Cependant, je remarque que, du même souffle, monsieur Tremblay prend lui-même part, allègrement, à ce débat qu’il qualifie pourtant, avec raison, de byzantin.
En effet, il se dit fermement opposé au référendum, et affirme : " Les indépendantistes ne veulent pas rejouer dans la sinistre farce d’un troisième référendum qui permettrait à Ottawa de nous voler une seconde fois. ".
Bien sûr, personne ne veut se faire voler, mais pour le reste, je ne souscris pas à cette affirmation, et je dénonce à mon tour cet empressement à lier anti-référendisme et indépendantisme.
Le référendum, je ne suis ni pour ni contre. C’est un outil comme il y en a, j’imagine, d’autres. Si on me présente une façon alternative d’accéder à l’indépendance, jugée solide et efficace par des gens crédibles et qualifiés, j’y adhère. À cet égard, l’argument voulant qu’il faille changer de moyen parcequ’Ottawa ne joue pas franc jeu dans les référendums ne pèse pas lourd, puisqu’on peut fort bien en conclure, justement, qu’Ottawa enfreindra les règles de quelque démarche que ce soit, et fera tout pour faire avorter le projet de toute façon, référendum ou pas.
Je ne souhaite pas l’indépendance-sans-référendum, je souhaite l’indépendance, point.
Cette position catégorique anti-référendiste permet d’une certaine façon au PQ de continuer dans le flou, sachant ses éventuels concurrents tenants de cette démarche dont il est loin d’être certain, à ce moment-ci, qu’elle soit aussi rassembleuse que semble le prétendre Monsieur Tremblay.
Remarquons ici que, en disant refuser de parler de mécanique tout en se disant " souverainiste ", le PQ, paradoxalement, ne fait que ça dans le fond, mettre l’accent sur ladite mécanique.
Ainsi s’ouvre encore davantage le piège de la division à ce sujet, qui pourrait repousser des militants et électeurs vers ce parti qui fait mine de laisser certaines portes ouvertes, même s’il se prépare peut-être à proposer un " bon gouvernement " sans aucune velléité indépendantiste réelle.
N.Payne
Montréal
Bonjour Monsieur Bergeron.
Non, je ne suis pas politicien.
Le titre vous a-t-il trompé ? Je dis seulement que, pendant que le PQ ne semble plus indépendantiste, je trouve potentiellement contre-productif de lier obligatoirement l’indépendance à cette démarche que vous défendez ici bec et ongles, et que je n’ai pourtant pas dénoncée.

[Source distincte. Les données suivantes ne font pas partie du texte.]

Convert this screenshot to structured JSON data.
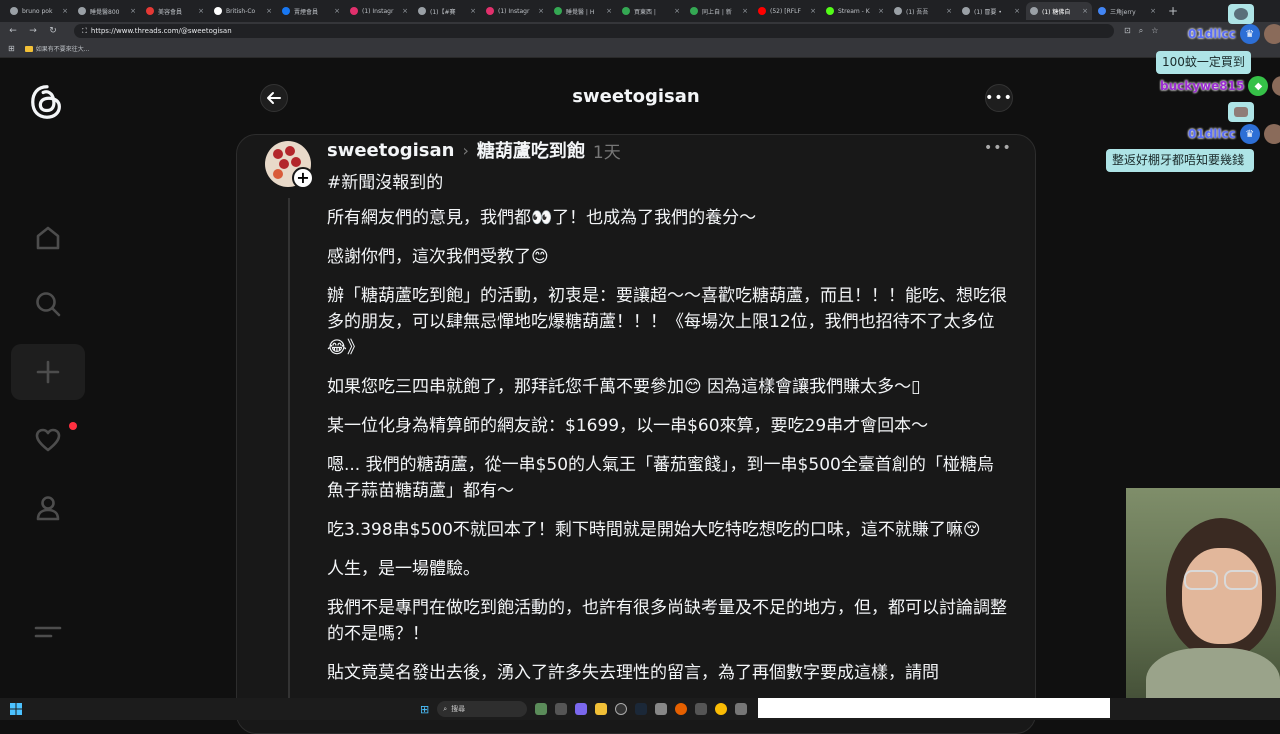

Je constate simplement qu’elle fait l’objet de controverse — pas de ma part, j’insiste — depuis des décennies, et ne semble pas avoir fait clairement, jusqu’ici, l’unanimité chez les indépendantistes.
Quant à moi, contrairement à ce que vous dites, je serais bien tenté d’en accepter le résultat demain matin. Je ne dis pas que cette vision des choses n’est pas bonne. Mais je trouverais plus prometteur, à ce moment-ci, un parti résolument indépendantiste — ce que n’est pas le PQ en ce moment, on s’entend sans doute là-dessus — qui débatterait de la démarche avec ses membres, dans un cadre de temps précis, plutôt que de s’y cantonner dès sa fondation.